The ensemble of real orthogonal matrices (uniformly distributed with respect to the Haar measure) is the socalled Circular Real Ensemble (CRE) of random-matrix theory. (Not the Circular Orthogonal Ensemble, COE, which confusingly enough contains symmetric complex unitary matrices.)
The probability distribution of the eigenvalues in the CRE is known, and you could use that to test whether your set of matrices is indeed drawn from that ensemble. (For example, by comparing moments of the eigenvalues or by comparing the spacing distribution.)

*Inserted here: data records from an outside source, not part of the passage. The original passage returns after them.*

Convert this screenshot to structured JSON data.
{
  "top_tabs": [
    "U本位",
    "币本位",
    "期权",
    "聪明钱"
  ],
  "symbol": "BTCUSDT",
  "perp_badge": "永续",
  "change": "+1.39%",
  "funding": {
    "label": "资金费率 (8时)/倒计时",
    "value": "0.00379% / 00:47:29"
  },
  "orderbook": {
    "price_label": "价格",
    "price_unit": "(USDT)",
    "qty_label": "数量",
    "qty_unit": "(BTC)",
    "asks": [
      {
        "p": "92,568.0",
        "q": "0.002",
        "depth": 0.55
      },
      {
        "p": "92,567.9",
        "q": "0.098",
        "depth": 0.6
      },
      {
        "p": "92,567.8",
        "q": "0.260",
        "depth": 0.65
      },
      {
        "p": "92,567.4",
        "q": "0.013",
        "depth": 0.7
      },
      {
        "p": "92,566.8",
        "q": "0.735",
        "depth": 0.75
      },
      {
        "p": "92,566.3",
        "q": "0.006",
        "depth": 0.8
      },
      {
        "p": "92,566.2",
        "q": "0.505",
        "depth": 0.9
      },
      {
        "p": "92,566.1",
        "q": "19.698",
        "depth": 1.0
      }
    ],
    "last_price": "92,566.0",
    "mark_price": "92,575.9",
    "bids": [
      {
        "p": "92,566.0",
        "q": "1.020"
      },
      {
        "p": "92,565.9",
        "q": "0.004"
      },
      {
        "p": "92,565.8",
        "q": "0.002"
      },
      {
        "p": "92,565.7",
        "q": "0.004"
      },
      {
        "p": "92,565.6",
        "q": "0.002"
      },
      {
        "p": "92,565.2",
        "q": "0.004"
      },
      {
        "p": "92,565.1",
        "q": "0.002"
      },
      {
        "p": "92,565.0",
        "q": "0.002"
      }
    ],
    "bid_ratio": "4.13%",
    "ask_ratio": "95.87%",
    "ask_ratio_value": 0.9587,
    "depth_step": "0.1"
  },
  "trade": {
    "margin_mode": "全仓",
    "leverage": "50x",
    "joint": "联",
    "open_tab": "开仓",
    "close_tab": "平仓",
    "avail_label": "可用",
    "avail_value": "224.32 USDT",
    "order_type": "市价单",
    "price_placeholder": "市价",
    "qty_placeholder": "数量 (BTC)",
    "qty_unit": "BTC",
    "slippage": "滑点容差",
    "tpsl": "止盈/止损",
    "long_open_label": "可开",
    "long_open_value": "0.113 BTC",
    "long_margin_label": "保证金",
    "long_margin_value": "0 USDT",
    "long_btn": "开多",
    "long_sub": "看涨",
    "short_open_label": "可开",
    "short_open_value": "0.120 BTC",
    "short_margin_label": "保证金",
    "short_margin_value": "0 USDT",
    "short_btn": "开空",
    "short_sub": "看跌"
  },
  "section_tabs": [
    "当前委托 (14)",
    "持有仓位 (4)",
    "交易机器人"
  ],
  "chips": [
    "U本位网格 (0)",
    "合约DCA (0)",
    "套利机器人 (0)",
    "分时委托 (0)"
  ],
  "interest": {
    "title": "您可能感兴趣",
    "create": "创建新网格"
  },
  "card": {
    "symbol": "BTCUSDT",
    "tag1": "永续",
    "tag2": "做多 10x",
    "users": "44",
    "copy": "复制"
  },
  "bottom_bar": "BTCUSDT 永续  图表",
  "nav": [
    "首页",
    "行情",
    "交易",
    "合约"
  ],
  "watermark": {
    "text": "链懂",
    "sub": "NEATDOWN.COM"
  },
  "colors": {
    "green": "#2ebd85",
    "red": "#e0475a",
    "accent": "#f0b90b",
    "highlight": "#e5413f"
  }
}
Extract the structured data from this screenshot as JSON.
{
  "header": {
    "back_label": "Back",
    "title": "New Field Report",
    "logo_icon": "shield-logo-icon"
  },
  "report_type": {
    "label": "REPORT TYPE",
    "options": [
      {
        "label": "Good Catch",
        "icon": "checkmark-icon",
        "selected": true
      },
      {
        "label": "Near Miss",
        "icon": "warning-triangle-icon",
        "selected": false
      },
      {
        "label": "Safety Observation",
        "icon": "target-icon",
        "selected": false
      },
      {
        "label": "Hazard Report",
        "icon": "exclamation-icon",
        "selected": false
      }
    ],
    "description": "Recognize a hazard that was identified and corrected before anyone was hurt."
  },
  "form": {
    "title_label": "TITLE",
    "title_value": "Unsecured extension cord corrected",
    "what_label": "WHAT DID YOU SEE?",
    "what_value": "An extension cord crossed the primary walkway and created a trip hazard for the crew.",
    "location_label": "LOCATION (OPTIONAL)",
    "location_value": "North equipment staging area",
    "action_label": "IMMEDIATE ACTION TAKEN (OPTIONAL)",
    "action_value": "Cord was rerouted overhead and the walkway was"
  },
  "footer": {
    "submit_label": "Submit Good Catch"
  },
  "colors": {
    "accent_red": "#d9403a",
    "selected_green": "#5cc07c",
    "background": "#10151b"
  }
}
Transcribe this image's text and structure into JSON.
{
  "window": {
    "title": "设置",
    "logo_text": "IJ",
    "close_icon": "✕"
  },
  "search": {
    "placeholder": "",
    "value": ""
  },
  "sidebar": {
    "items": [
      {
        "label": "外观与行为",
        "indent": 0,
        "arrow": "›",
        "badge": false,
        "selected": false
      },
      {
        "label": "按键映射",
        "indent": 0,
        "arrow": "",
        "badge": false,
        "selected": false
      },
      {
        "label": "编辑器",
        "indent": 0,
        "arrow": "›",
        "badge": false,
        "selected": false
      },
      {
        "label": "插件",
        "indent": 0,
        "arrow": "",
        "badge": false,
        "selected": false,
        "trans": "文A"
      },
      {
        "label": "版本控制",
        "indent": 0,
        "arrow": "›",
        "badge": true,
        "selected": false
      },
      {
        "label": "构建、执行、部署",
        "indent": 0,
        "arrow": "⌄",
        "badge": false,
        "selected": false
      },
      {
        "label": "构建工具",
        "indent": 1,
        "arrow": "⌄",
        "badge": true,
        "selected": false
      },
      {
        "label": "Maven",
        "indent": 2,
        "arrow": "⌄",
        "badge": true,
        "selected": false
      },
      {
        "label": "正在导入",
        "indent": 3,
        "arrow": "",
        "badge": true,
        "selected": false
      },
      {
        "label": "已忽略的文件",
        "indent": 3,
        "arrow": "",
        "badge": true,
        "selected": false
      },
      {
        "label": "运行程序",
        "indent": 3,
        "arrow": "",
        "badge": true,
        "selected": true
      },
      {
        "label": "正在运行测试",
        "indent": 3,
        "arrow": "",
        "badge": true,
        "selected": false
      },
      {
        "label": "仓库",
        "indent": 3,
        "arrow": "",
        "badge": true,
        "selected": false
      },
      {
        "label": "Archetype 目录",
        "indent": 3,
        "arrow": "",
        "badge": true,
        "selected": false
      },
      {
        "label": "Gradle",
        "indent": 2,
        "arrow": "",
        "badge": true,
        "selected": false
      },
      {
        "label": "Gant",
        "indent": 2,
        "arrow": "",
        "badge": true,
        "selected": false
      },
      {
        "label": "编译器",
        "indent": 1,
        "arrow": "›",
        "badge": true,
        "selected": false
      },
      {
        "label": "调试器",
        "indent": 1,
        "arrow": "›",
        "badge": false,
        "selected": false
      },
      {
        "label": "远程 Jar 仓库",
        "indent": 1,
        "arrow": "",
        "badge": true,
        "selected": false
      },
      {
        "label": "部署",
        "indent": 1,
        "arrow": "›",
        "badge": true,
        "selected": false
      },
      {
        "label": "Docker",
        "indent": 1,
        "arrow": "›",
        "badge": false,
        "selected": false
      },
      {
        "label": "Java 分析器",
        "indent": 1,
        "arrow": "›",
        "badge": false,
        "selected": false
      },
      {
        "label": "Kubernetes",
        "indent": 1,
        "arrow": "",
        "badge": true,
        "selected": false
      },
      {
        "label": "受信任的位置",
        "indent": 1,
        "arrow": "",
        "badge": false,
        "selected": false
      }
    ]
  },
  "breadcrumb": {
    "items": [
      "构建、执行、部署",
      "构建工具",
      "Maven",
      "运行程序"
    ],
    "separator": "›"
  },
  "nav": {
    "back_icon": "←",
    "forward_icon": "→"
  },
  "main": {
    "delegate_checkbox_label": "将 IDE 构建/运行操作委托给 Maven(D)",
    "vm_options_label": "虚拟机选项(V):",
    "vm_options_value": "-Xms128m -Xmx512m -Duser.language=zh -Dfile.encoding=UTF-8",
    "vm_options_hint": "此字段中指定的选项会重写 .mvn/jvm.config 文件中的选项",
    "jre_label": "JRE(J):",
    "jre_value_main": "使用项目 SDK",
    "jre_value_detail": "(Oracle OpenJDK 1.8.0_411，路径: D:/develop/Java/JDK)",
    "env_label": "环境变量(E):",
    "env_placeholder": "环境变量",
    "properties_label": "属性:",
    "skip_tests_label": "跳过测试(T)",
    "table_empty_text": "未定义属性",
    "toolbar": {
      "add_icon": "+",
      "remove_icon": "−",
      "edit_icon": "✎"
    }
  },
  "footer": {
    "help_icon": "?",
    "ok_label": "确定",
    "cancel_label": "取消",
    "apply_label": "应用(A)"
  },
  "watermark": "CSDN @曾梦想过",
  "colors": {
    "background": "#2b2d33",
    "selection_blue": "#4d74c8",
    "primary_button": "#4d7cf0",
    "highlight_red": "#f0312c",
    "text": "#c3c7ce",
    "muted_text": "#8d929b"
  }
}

You can find the eigenvalue probability distribution in Section 2.9.2 of P.J. Forrester's book "Log-gases and Random matrices". You will have to distinguish the cases of determinant equal to +1 or -1, and even or odd N. The formulas are a bit lengthy, but if the book is not available to you, let me know and I will try to record them here.
Alternatively, you could just generate matrices from the CRE and compare the eigenvalue statistics of those matrices with your M matrices from an unknown ensemble. Generating matrices from the CRE is easy: They contain the eigenvectors of random real symmetric matrices with a Gaussian distribution of the matrix elements (the Gaussian Orthogonal Ensemble --- yes, here the word orthogonal is appropriate).